Конечно, моя магия может оказаться бесполезной, но я должна попробовать.

– Отойди, Эмили, – мягко сказала я. – Позволь мне посмотреть, вдруг я смогу помочь твоей маме…

Девочка послушалась, а я опустилась на колени рядом с женщиной и положила правую руку ей на голову. Она растерянно посмотрела на меня широко раскрытыми глазами.

Я всей душой пожелала, чтобы маме Эмили стало лучше, и, сконцентрировавшись, направила на нее поток энергии. Несколько секунд ничего не происходило, но затем я ощутила, как по руке разлилось тепло.

Выражение лица женщины резко изменилось: она сердито на меня посмотрела, оттолкнула мои руки и, вскочив на ноги, во все глаза уставилась на дочь.

– Эмили! – воскликнула она. – Я думала, что больше никогда тебя не увижу!

Женщина обняла девочку и заплакала. Вскоре они обе рыдали навзрыд и, кажется, совсем забыли о моем существовании. Я незаметно выскользнула из комнаты, спустилась по лестнице и покинула дом.

Я пошла обратно в сторону холма Пендл, думая о том, что только что сделала. Я вылечила мать Эмили, а значит, моя магия может творить добро… Может, для меня еще не все потеряно?

Я шла словно во сне. Шла? Да я будто плыла по воздуху, как пушинка, постепенно приближаясь к Пендлу. Передо мной расступались кусты ежевики, отводя в сторону усыпанные ягодами колючие ветви, вокруг порхали бабочки.

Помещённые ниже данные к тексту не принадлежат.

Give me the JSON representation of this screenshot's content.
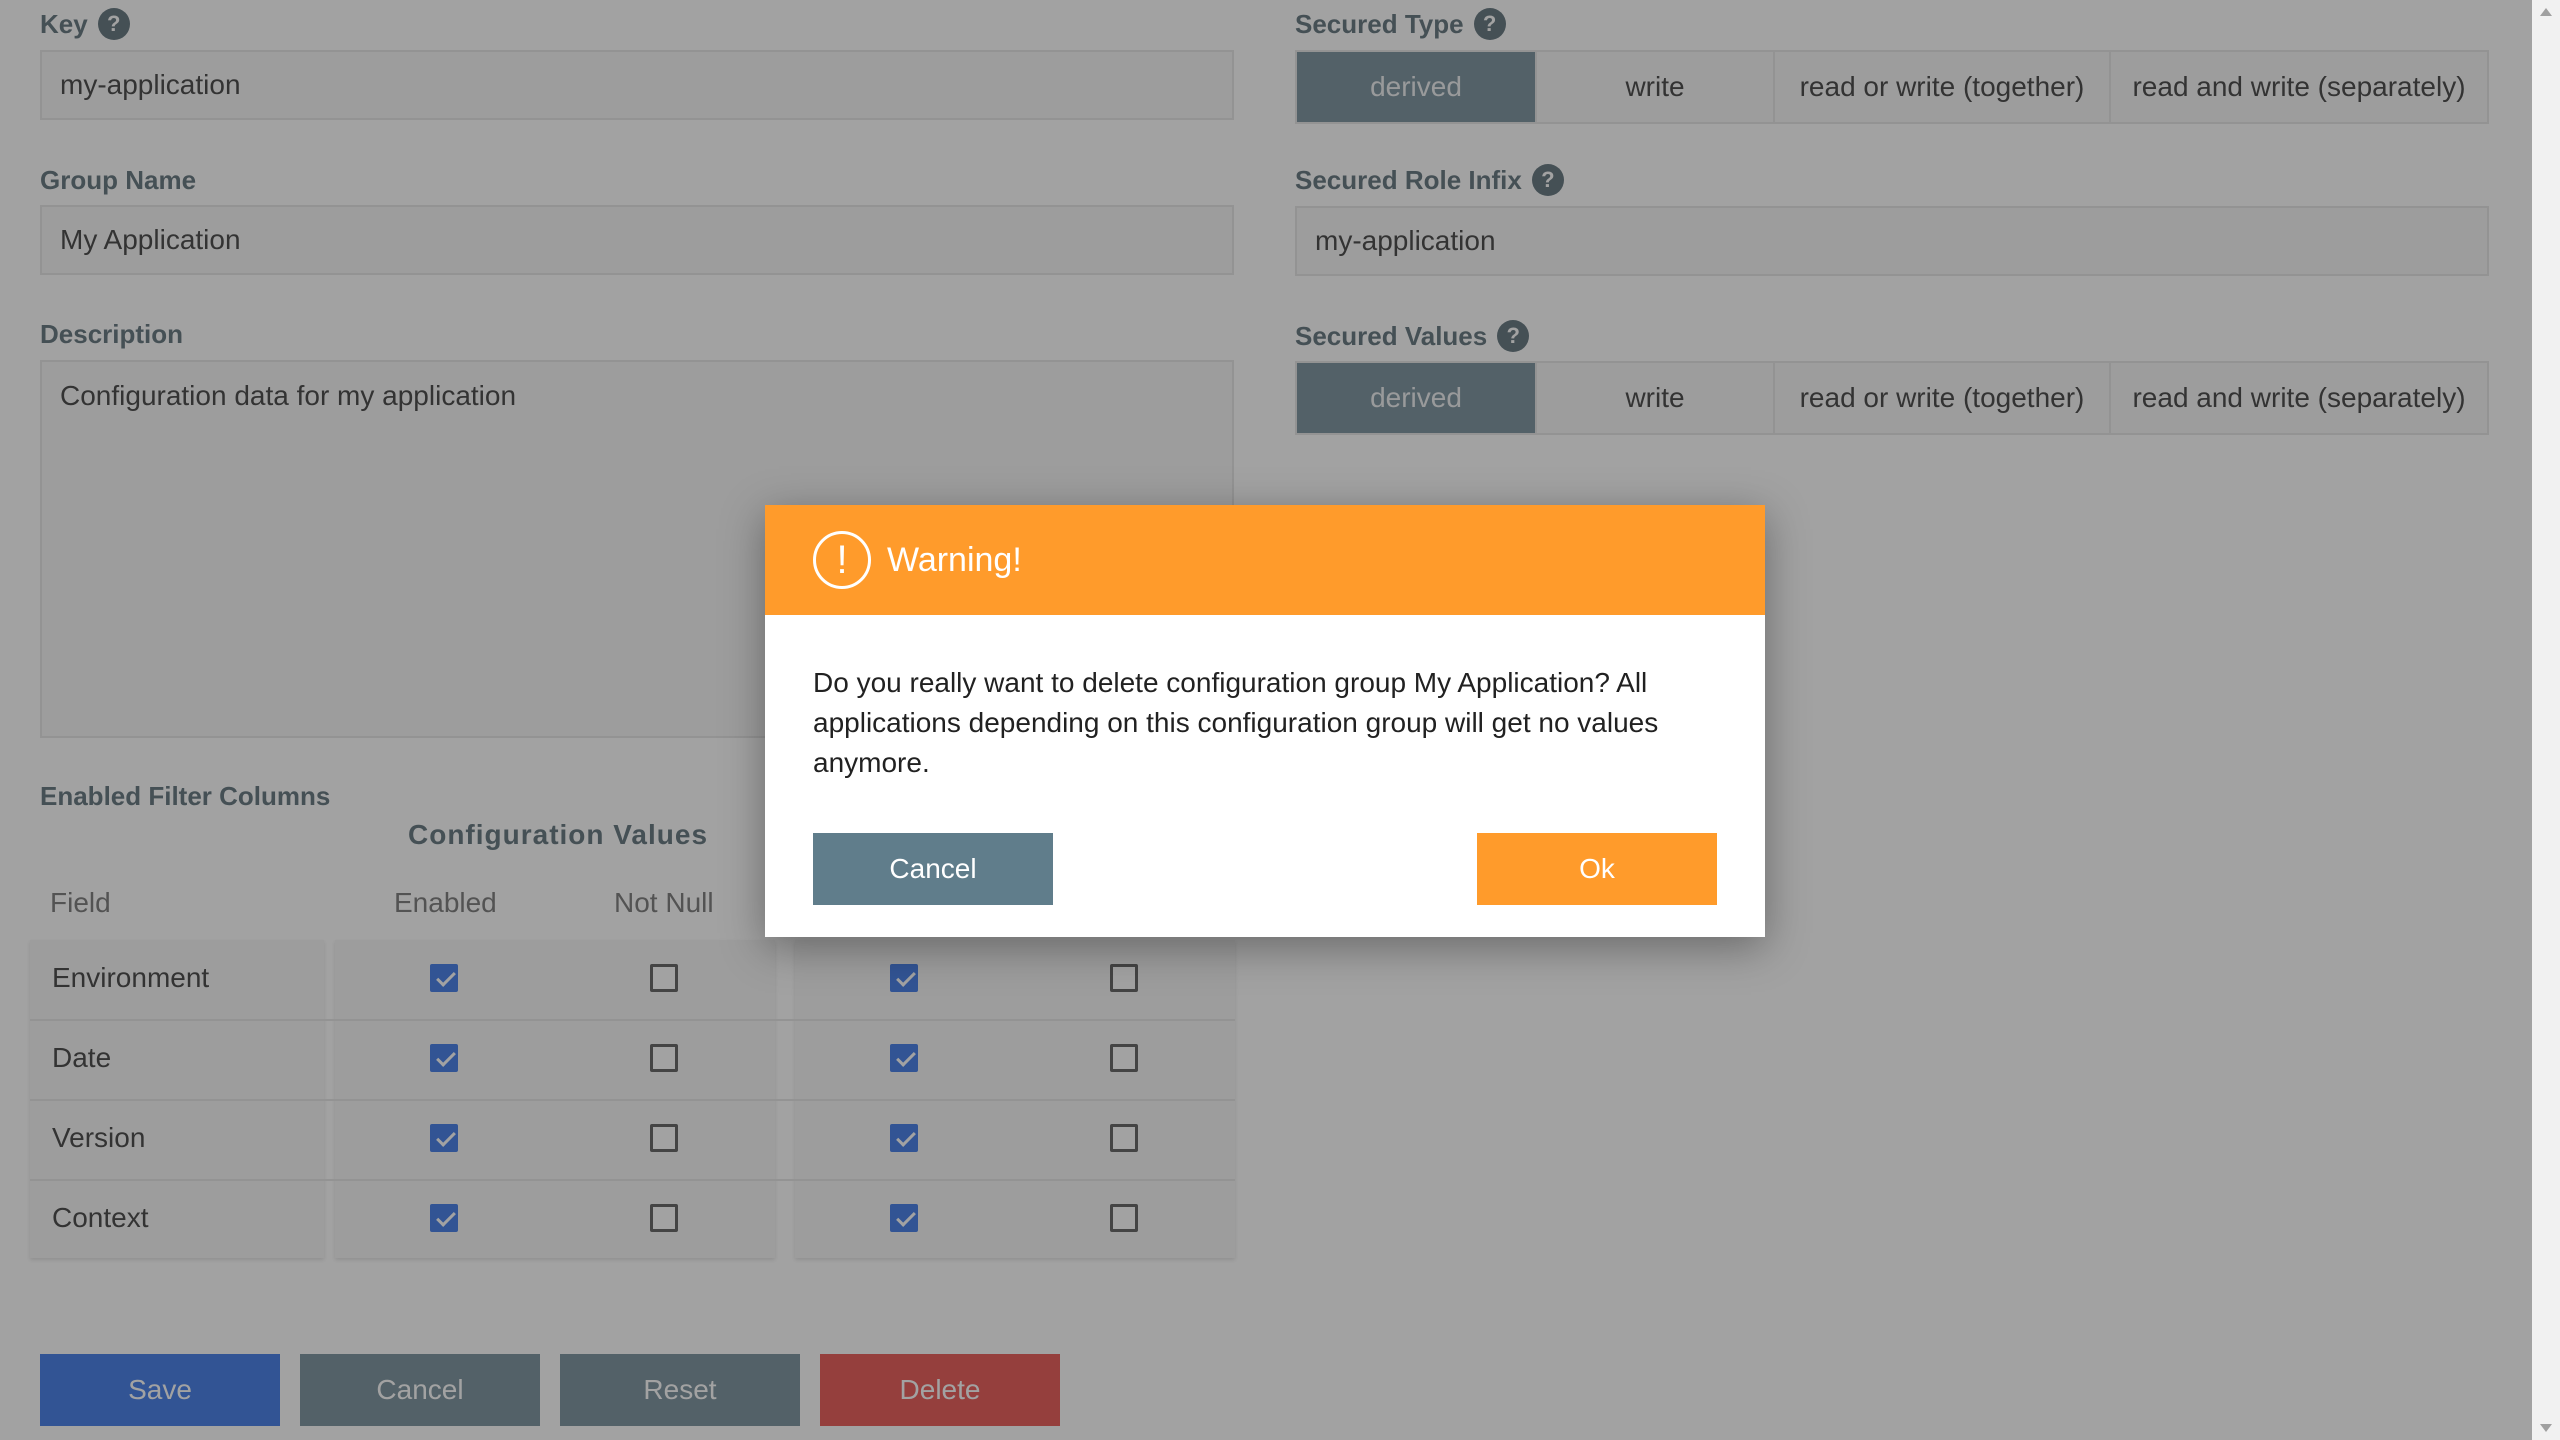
{
  "form": {
    "key_label": "Key",
    "key_value": "my-application",
    "group_name_label": "Group Name",
    "group_name_value": "My Application",
    "description_label": "Description",
    "description_value": "Configuration data for my application",
    "secured_type_label": "Secured Type",
    "secured_role_label": "Secured Role Infix",
    "secured_role_value": "my-application",
    "secured_values_label": "Secured Values",
    "help_glyph": "?"
  },
  "secured_type_options": [
    {
      "label": "derived",
      "active": true
    },
    {
      "label": "write",
      "active": false
    },
    {
      "label": "read or write (together)",
      "active": false
    },
    {
      "label": "read and write (separately)",
      "active": false
    }
  ],
  "secured_values_options": [
    {
      "label": "derived",
      "active": true
    },
    {
      "label": "write",
      "active": false
    },
    {
      "label": "read or write (together)",
      "active": false
    },
    {
      "label": "read and write (separately)",
      "active": false
    }
  ],
  "filter": {
    "section_label": "Enabled Filter Columns",
    "group_title": "Configuration Values",
    "col_field": "Field",
    "col_enabled": "Enabled",
    "col_not_null": "Not Null",
    "rows": [
      {
        "field": "Environment",
        "enabled": true,
        "not_null": false,
        "enabled2": true,
        "not_null2": false
      },
      {
        "field": "Date",
        "enabled": true,
        "not_null": false,
        "enabled2": true,
        "not_null2": false
      },
      {
        "field": "Version",
        "enabled": true,
        "not_null": false,
        "enabled2": true,
        "not_null2": false
      },
      {
        "field": "Context",
        "enabled": true,
        "not_null": false,
        "enabled2": true,
        "not_null2": false
      }
    ]
  },
  "actions": {
    "save": "Save",
    "cancel": "Cancel",
    "reset": "Reset",
    "delete": "Delete"
  },
  "modal": {
    "icon_glyph": "!",
    "title": "Warning!",
    "message": "Do you really want to delete configuration group My Application? All applications depending on this configuration group will get no values anymore.",
    "cancel": "Cancel",
    "ok": "Ok"
  },
  "colors": {
    "primary": "#1e63e3",
    "secondary": "#607d8b",
    "danger": "#e53935",
    "warning": "#ff9b2b"
  }
}
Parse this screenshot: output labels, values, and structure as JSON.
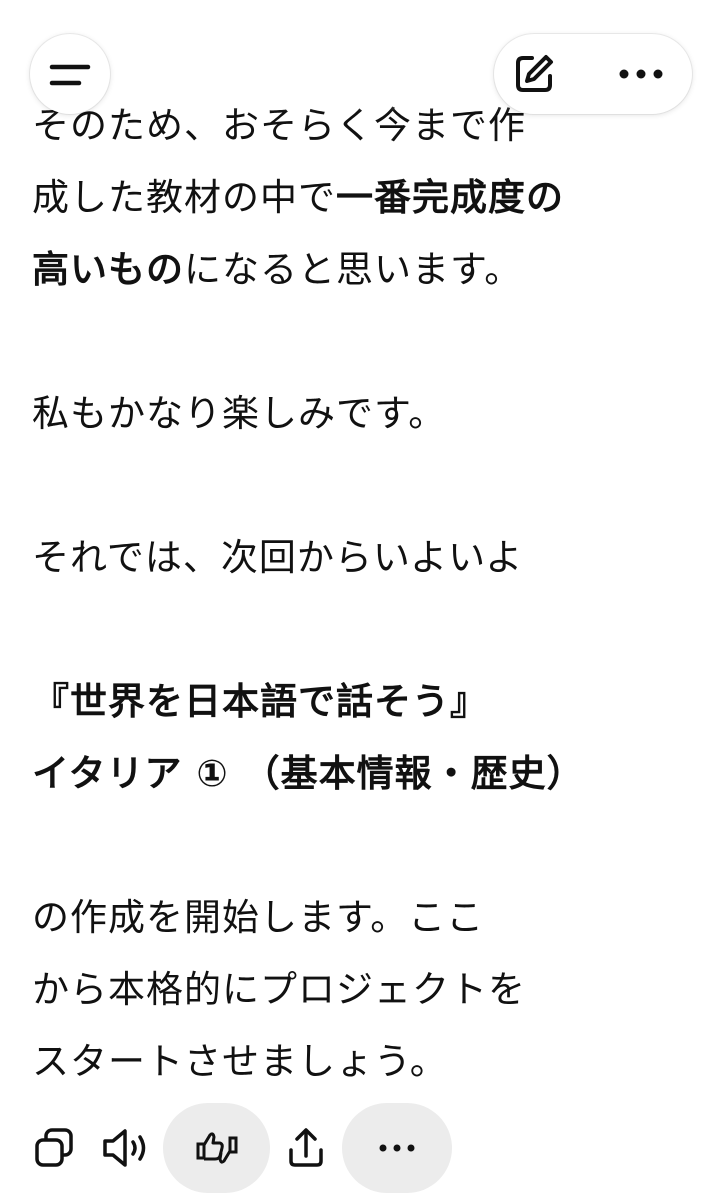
{
  "message": {
    "partial_line": "そのため、おそらく今まで作",
    "para1_line2_prefix": "成した教材の中で",
    "para1_line2_bold": "一番完成度の",
    "para1_line3_bold": "高いもの",
    "para1_line3_suffix": "になると思います。",
    "para2": "私もかなり楽しみです。",
    "para3": "それでは、次回からいよいよ",
    "title_line1": "『世界を日本語で話そう』",
    "title_line2": "イタリア ① （基本情報・歴史）",
    "para4_line1": "の作成を開始します。ここ",
    "para4_line2": "から本格的にプロジェクトを",
    "para4_line3": "スタートさせましょう。"
  },
  "icons": {
    "menu": "menu-icon",
    "edit": "edit-icon",
    "more": "more-icon",
    "copy": "copy-icon",
    "speaker": "speaker-icon",
    "feedback": "thumbs-feedback-icon",
    "share": "share-icon",
    "more_actions": "more-actions-icon"
  },
  "colors": {
    "text": "#111111",
    "pill_bg": "#ececec",
    "background": "#ffffff"
  }
}
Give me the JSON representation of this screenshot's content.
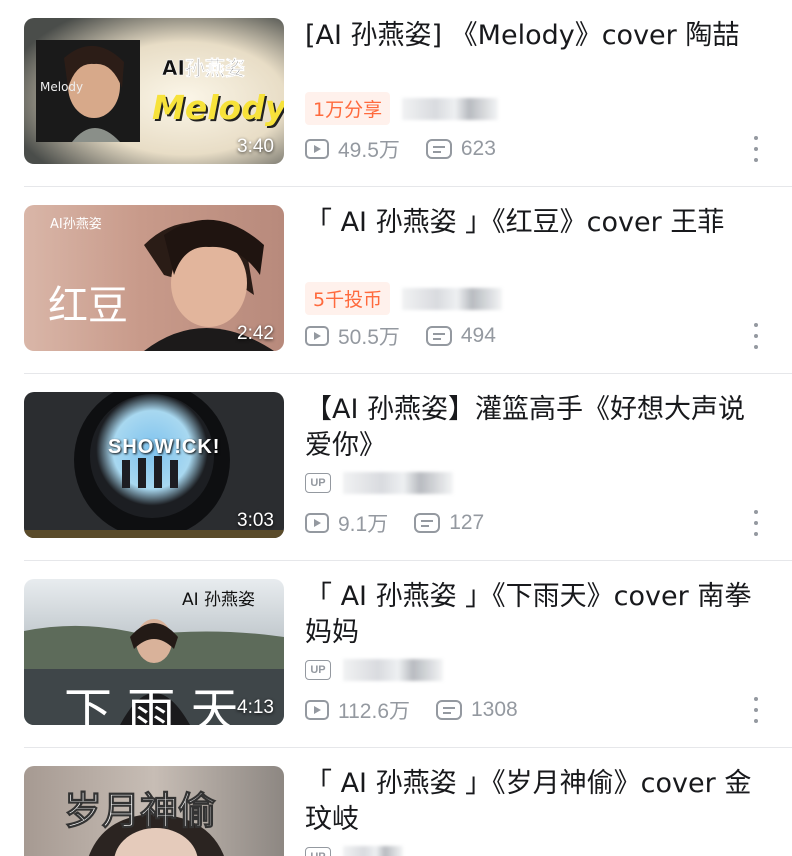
{
  "videos": [
    {
      "title": "[AI  孙燕姿]  《Melody》cover  陶喆",
      "duration": "3:40",
      "badge": "1万分享",
      "views": "49.5万",
      "comments": "623",
      "thumb_text": [
        "AI孙燕姿",
        "Melody",
        "Melody"
      ]
    },
    {
      "title": "「 AI  孙燕姿 」《红豆》cover  王菲",
      "duration": "2:42",
      "badge": "5千投币",
      "views": "50.5万",
      "comments": "494",
      "thumb_text": [
        "AI孙燕姿",
        "红豆"
      ]
    },
    {
      "title": "【AI  孙燕姿】灌篮高手《好想大声说爱你》",
      "duration": "3:03",
      "up_label": "UP",
      "views": "9.1万",
      "comments": "127",
      "thumb_text": [
        "SHOW!CK!"
      ]
    },
    {
      "title": "「 AI  孙燕姿 」《下雨天》cover  南拳妈妈",
      "duration": "4:13",
      "up_label": "UP",
      "views": "112.6万",
      "comments": "1308",
      "thumb_text": [
        "AI 孙燕姿",
        "下 雨 天"
      ]
    },
    {
      "title": "「 AI  孙燕姿 」《岁月神偷》cover  金玟岐",
      "up_label": "UP",
      "thumb_text": [
        "岁月神偷"
      ]
    }
  ],
  "icons": {
    "views": "play-count-icon",
    "comments": "comment-count-icon",
    "more": "more-options-icon"
  },
  "colors": {
    "badge_text": "#ff6a3d",
    "badge_bg": "#fff1ec",
    "meta_gray": "#9499a0"
  }
}
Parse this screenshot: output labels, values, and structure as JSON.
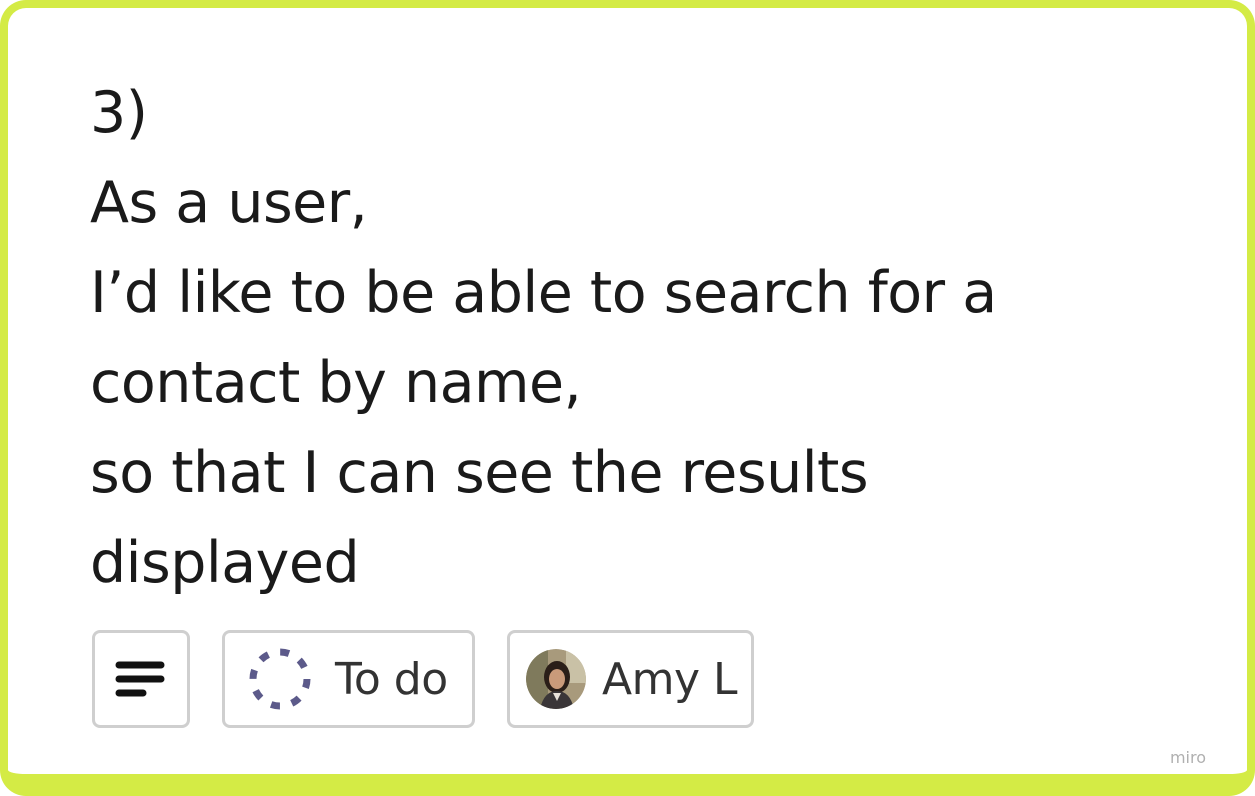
{
  "card": {
    "lines": [
      "3)",
      "As a user,",
      "I’d like to be able to search for a",
      "contact by name,",
      "so that I can see the results",
      "displayed"
    ],
    "border_color": "#d4eb45"
  },
  "chips": {
    "details_icon": "lines-icon",
    "status": {
      "icon": "dashed-circle-icon",
      "icon_color": "#5c5a8a",
      "label": "To do"
    },
    "assignee": {
      "avatar": "user-avatar",
      "label": "Amy L"
    }
  },
  "watermark": {
    "text": "miro"
  }
}
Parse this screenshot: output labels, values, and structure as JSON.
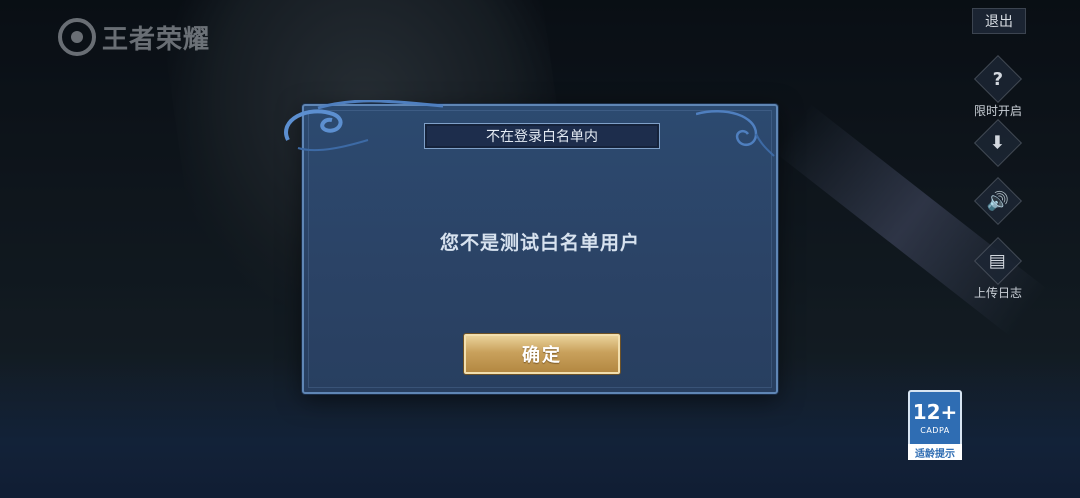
{
  "logo": {
    "text": "王者荣耀"
  },
  "header": {
    "exit_label": "退出"
  },
  "side_menu": {
    "limited_open_label": "限时开启",
    "upload_log_label": "上传日志"
  },
  "age_rating": {
    "number": "12+",
    "org": "CADPA",
    "tip": "适龄提示"
  },
  "dialog": {
    "title": "不在登录白名单内",
    "message": "您不是测试白名单用户",
    "confirm_label": "确定"
  },
  "colors": {
    "dialog_bg": "#2b4366",
    "dialog_border": "#5f86b5",
    "button_gold": "#c9a15c",
    "age_badge_blue": "#2f6db3"
  }
}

Я даже прошла средь белого дня через небольшую деревню, постукивая по булыжникам остроносыми туфлями. Я пожелала стать невидимой для людей, и они меня не заметили. Проходя мимо рыночной площади, я взяла прямо с прилавка розовощекое яблоко – продавец ничего не понял, а мне показалось, что это самый сладкий фрукт на свете. А может, яблоко было такое сочное и вкусное, потому что я за него не заплатила?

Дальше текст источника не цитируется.